(fil-fax 29/11/13)
L’avènement du pôle métropolitain de l’estuaire de la Seine s’effectue dans la douleur. Les institutions consultées ont émis des avis contradictoires pour ce projet qui implique deux régions et trois départements. La Basse-Normandie a fait savoir qu’elle ne pouvait émettre un avis favorable tout en indiquant qu’elle ne voulait pas « figer sa position ». Jean-Karl Deschamp, vice-président PS, estime que ce pôle va à l’encontre de « la dynamique en cours dans la vallée de la Seine » et aboutirait « à la fracture du Pays d’Auge ». La Haute-Normandie s’est clairement opposée au projet en faisant valoir que le périmètre initial s’était réduit avec la défection d’intercommunalités de la rive gauche. « Nous ne sommes pas hostiles à ce pôle mais à condition que son périmètre soit cohérent», indique Dominique Gambier vice-président PS, en relevant l’absence de Honfleur, la première localité d’importance outre Seine.

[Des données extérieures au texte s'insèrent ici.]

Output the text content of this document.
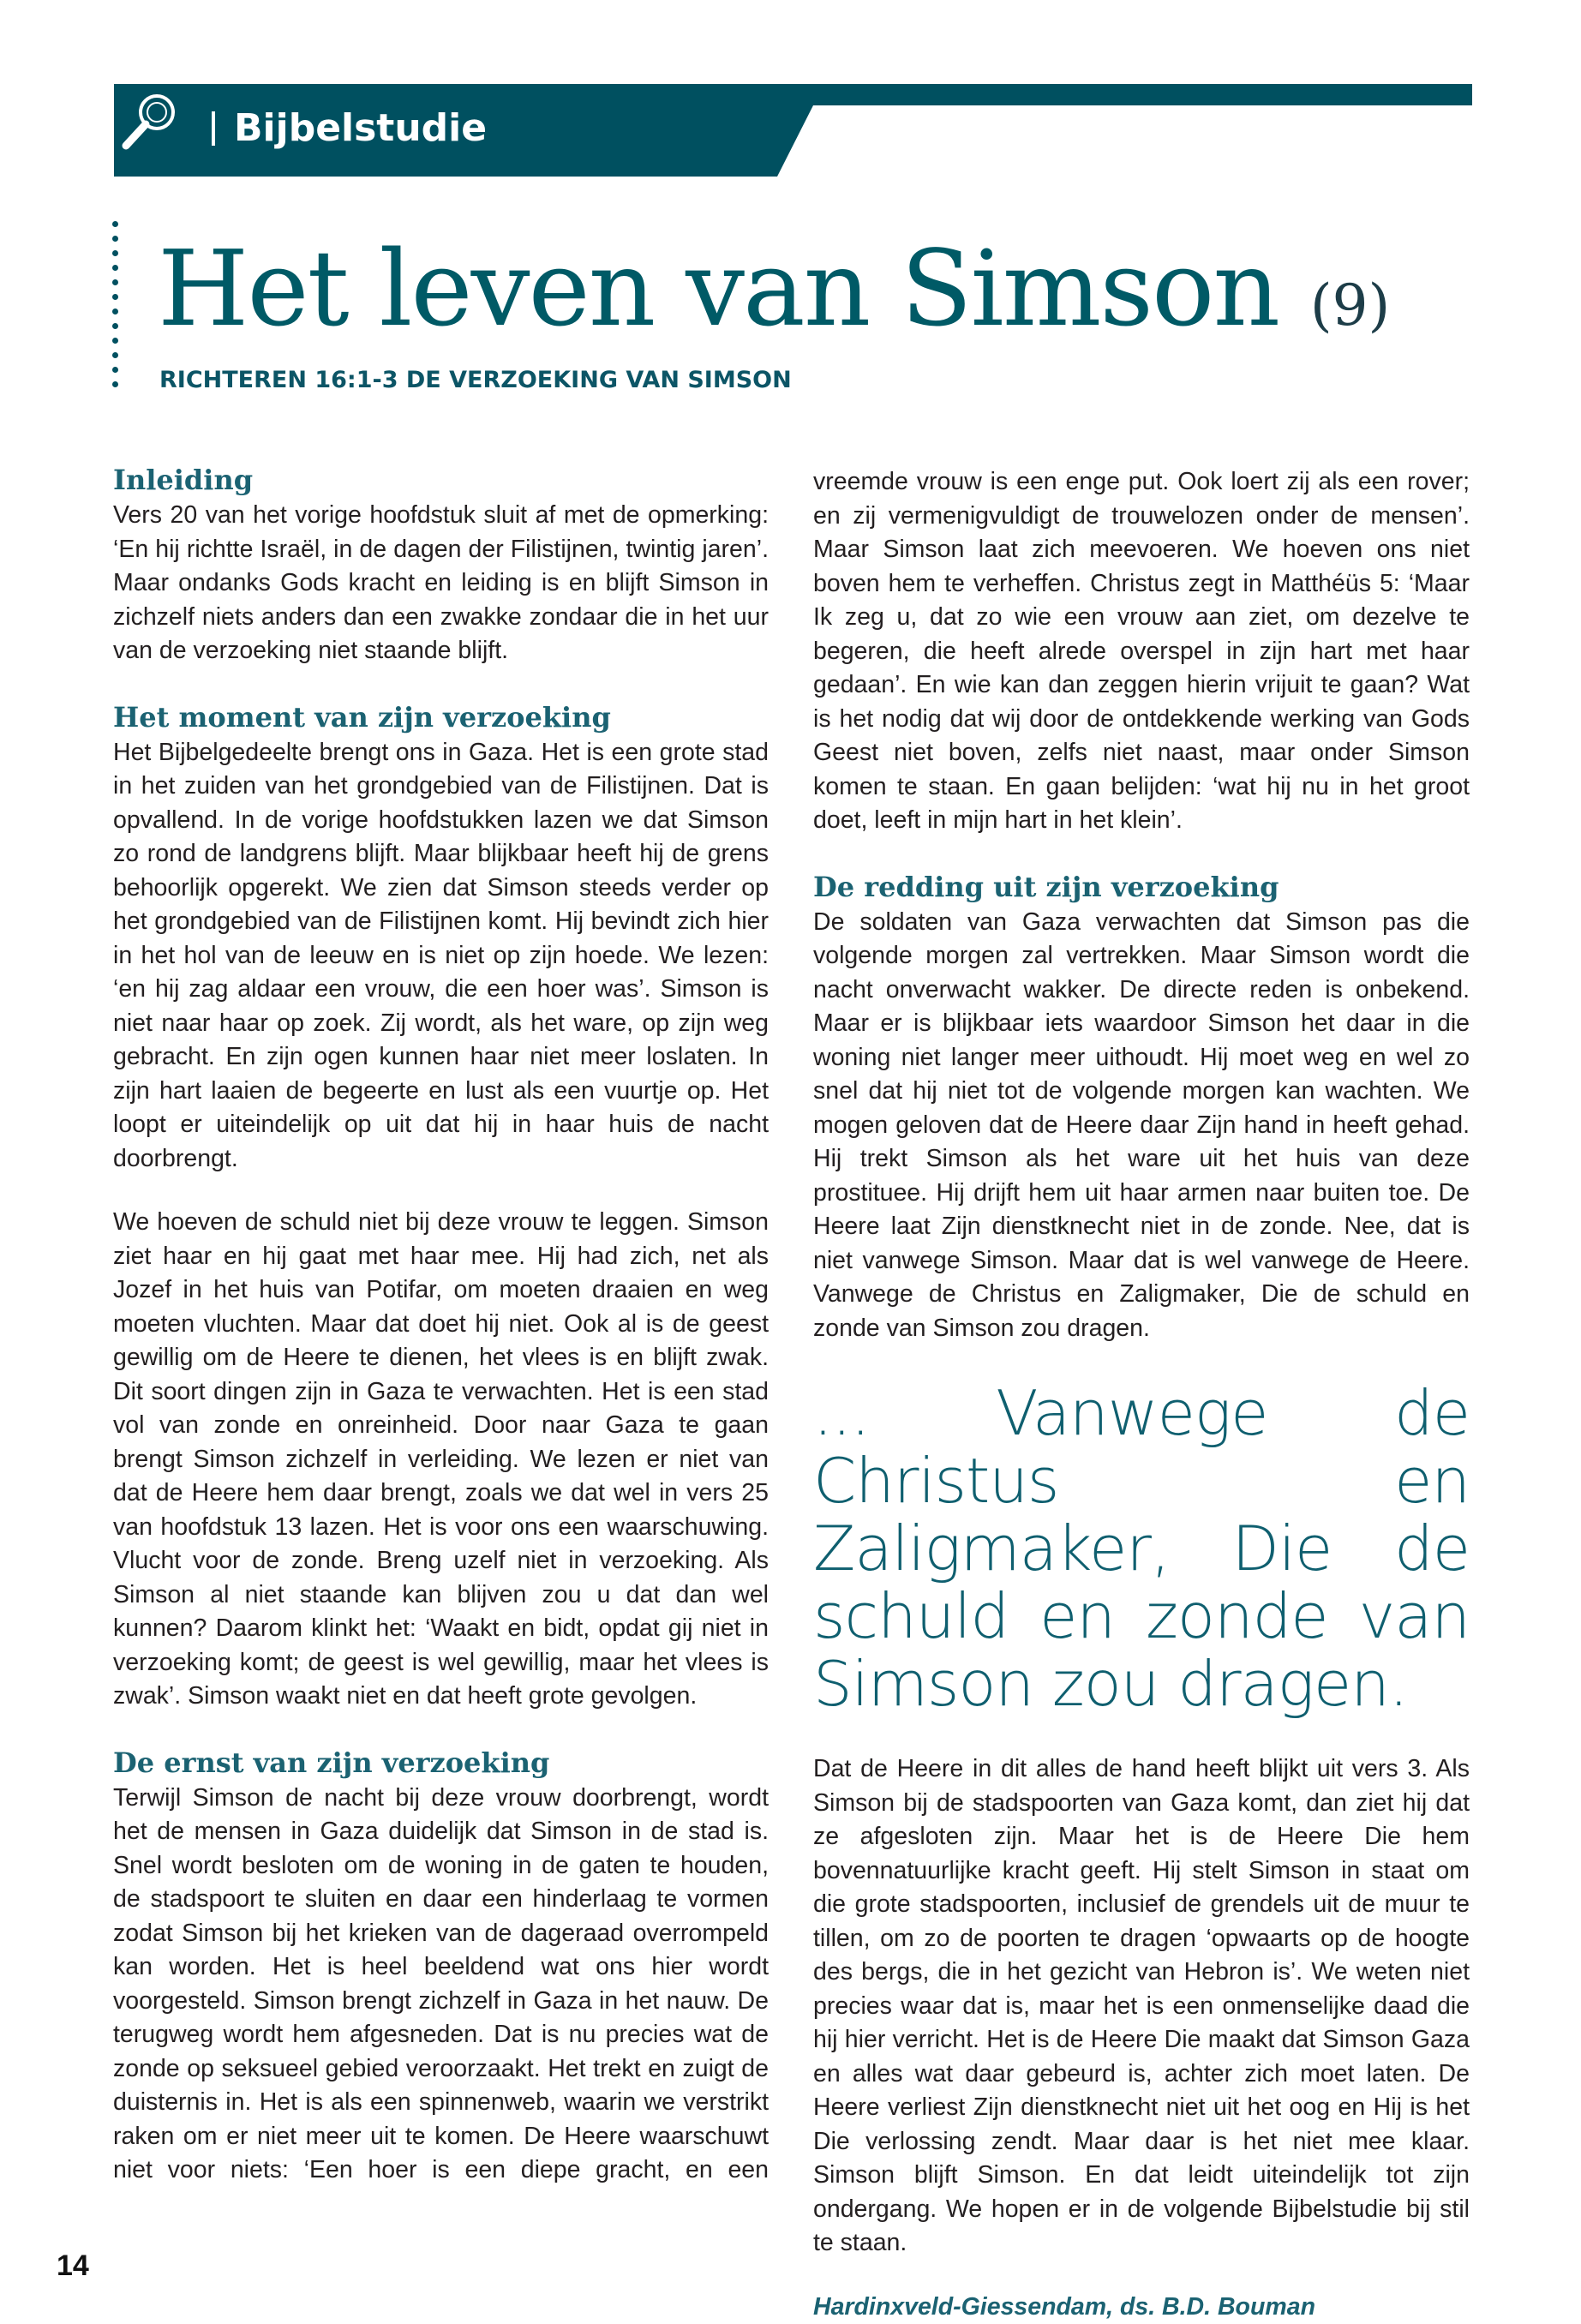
Bijbelstudie
Het leven van Simson (9)
RICHTEREN 16:1-3 DE VERZOEKING VAN SIMSON
Inleiding

Vers 20 van het vorige hoofdstuk sluit af met de opmerking: ‘En hij richtte Israël, in de dagen der Filistijnen, twintig jaren’. Maar ondanks Gods kracht en leiding is en blijft Simson in zichzelf niets anders dan een zwakke zondaar die in het uur van de verzoeking niet staande blijft.

Het moment van zijn verzoeking

Het Bijbelgedeelte brengt ons in Gaza. Het is een grote stad in het zuiden van het grondgebied van de Filistijnen. Dat is opvallend. In de vorige hoofdstukken lazen we dat Simson zo rond de landgrens blijft. Maar blijkbaar heeft hij de grens behoorlijk opgerekt. We zien dat Simson steeds verder op het grondgebied van de Filistijnen komt. Hij bevindt zich hier in het hol van de leeuw en is niet op zijn hoede. We lezen: ‘en hij zag aldaar een vrouw, die een hoer was’. Simson is niet naar haar op zoek. Zij wordt, als het ware, op zijn weg gebracht. En zijn ogen kunnen haar niet meer loslaten. In zijn hart laaien de begeerte en lust als een vuurtje op. Het loopt er uiteindelijk op uit dat hij in haar huis de nacht doorbrengt.

We hoeven de schuld niet bij deze vrouw te leggen. Simson ziet haar en hij gaat met haar mee. Hij had zich, net als Jozef in het huis van Potifar, om moeten draaien en weg moeten vluchten. Maar dat doet hij niet. Ook al is de geest gewillig om de Heere te dienen, het vlees is en blijft zwak. Dit soort dingen zijn in Gaza te verwachten. Het is een stad vol van zonde en onreinheid. Door naar Gaza te gaan brengt Simson zichzelf in verleiding. We lezen er niet van dat de Heere hem daar brengt, zoals we dat wel in vers 25 van hoofdstuk 13 lazen. Het is voor ons een waarschuwing. Vlucht voor de zonde. Breng uzelf niet in verzoeking. Als Simson al niet staande kan blijven zou u dat dan wel kunnen? Daarom klinkt het: ‘Waakt en bidt, opdat gij niet in verzoeking komt; de geest is wel gewillig, maar het vlees is zwak’. Simson waakt niet en dat heeft grote gevolgen.

De ernst van zijn verzoeking

Terwijl Simson de nacht bij deze vrouw doorbrengt, wordt het de mensen in Gaza duidelijk dat Simson in de stad is. Snel wordt besloten om de woning in de gaten te houden, de stadspoort te sluiten en daar een hinderlaag te vormen zodat Simson bij het krieken van de dageraad overrompeld kan worden. Het is heel beeldend wat ons hier wordt voorgesteld. Simson brengt zichzelf in Gaza in het nauw. De terugweg wordt hem afgesneden. Dat is nu precies wat de zonde op seksueel gebied veroorzaakt. Het trekt en zuigt de duisternis in. Het is als een spinnenweb, waarin we verstrikt raken om er niet meer uit te komen. De Heere waarschuwt niet voor niets: ‘Een hoer is een diepe gracht, en een

vreemde vrouw is een enge put. Ook loert zij als een rover; en zij vermenigvuldigt de trouwelozen onder de mensen’. Maar Simson laat zich meevoeren. We hoeven ons niet boven hem te verheffen. Christus zegt in Matthéüs 5: ‘Maar Ik zeg u, dat zo wie een vrouw aan ziet, om dezelve te begeren, die heeft alrede overspel in zijn hart met haar gedaan’. En wie kan dan zeggen hierin vrijuit te gaan? Wat is het nodig dat wij door de ontdekkende werking van Gods Geest niet boven, zelfs niet naast, maar onder Simson komen te staan. En gaan belijden: ‘wat hij nu in het groot doet, leeft in mijn hart in het klein’.

De redding uit zijn verzoeking

De soldaten van Gaza verwachten dat Simson pas die volgende morgen zal vertrekken. Maar Simson wordt die nacht onverwacht wakker. De directe reden is onbekend. Maar er is blijkbaar iets waardoor Simson het daar in die woning niet langer meer uithoudt. Hij moet weg en wel zo snel dat hij niet tot de volgende morgen kan wachten. We mogen geloven dat de Heere daar Zijn hand in heeft gehad. Hij trekt Simson als het ware uit het huis van deze prostituee. Hij drijft hem uit haar armen naar buiten toe. De Heere laat Zijn dienstknecht niet in de zonde. Nee, dat is niet vanwege Simson. Maar dat is wel vanwege de Heere. Vanwege de Christus en Zaligmaker, Die de schuld en zonde van Simson zou dragen.

... Vanwege de Christus en Zaligmaker, Die de schuld en zonde van Simson zou dragen.

Dat de Heere in dit alles de hand heeft blijkt uit vers 3. Als Simson bij de stadspoorten van Gaza komt, dan ziet hij dat ze afgesloten zijn. Maar het is de Heere Die hem bovennatuurlijke kracht geeft. Hij stelt Simson in staat om die grote stadspoorten, inclusief de grendels uit de muur te tillen, om zo de poorten te dragen ‘opwaarts op de hoogte des bergs, die in het gezicht van Hebron is’. We weten niet precies waar dat is, maar het is een onmenselijke daad die hij hier verricht. Het is de Heere Die maakt dat Simson Gaza en alles wat daar gebeurd is, achter zich moet laten. De Heere verliest Zijn dienstknecht niet uit het oog en Hij is het Die verlossing zendt. Maar daar is het niet mee klaar. Simson blijft Simson. En dat leidt uiteindelijk tot zijn ondergang. We hopen er in de volgende Bijbelstudie bij stil te staan.

Hardinxveld-Giessendam, ds. B.D. Bouman

14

Du côté des départements, la Seine-Maritime n’a pas délibéré ce qui vaut acquiescement, le Calvados a voté comme la Basse-Normandie et l’Eure a émis un avis défavorable. Le Calvados a indiqué préférer un rapprochement entre Le Havre et Caen qui permettrait de constituer « un pôle métropolitain de la Baie de Seine où le Pays d’Auge tout entier jouerait un rôle charnière ». Pour leur part, les Commissions départementales de coopération intercommunale (CDCI) ont voté contre dans le Calvados et l’Eure et pour en Seine-Maritime, à une large majorité (36 pour, 3 contre et 8 abstentions). Globalement, les clivages ne recouvrent pas la fracture droite-gauche. Parmi les partisans du pôle figurent le maire du Havre Edouard Philippe (UMP) ou celui de Deauville Philippe Augier (UDI) mais aussi les communistes seino-marins, les socialistes de Fécamp ou encore le maire PRG de Louviers Franck Martin. L’opposition au pôle pourrait-elle venir des capitales régionales méfiantes face aux velléités d’organisation du Havre ? C’est ce que croit le socialiste havrais Camille Galap qui voit dans cet épisode une expression de la « rivalité » entre Havrais et Rouennais.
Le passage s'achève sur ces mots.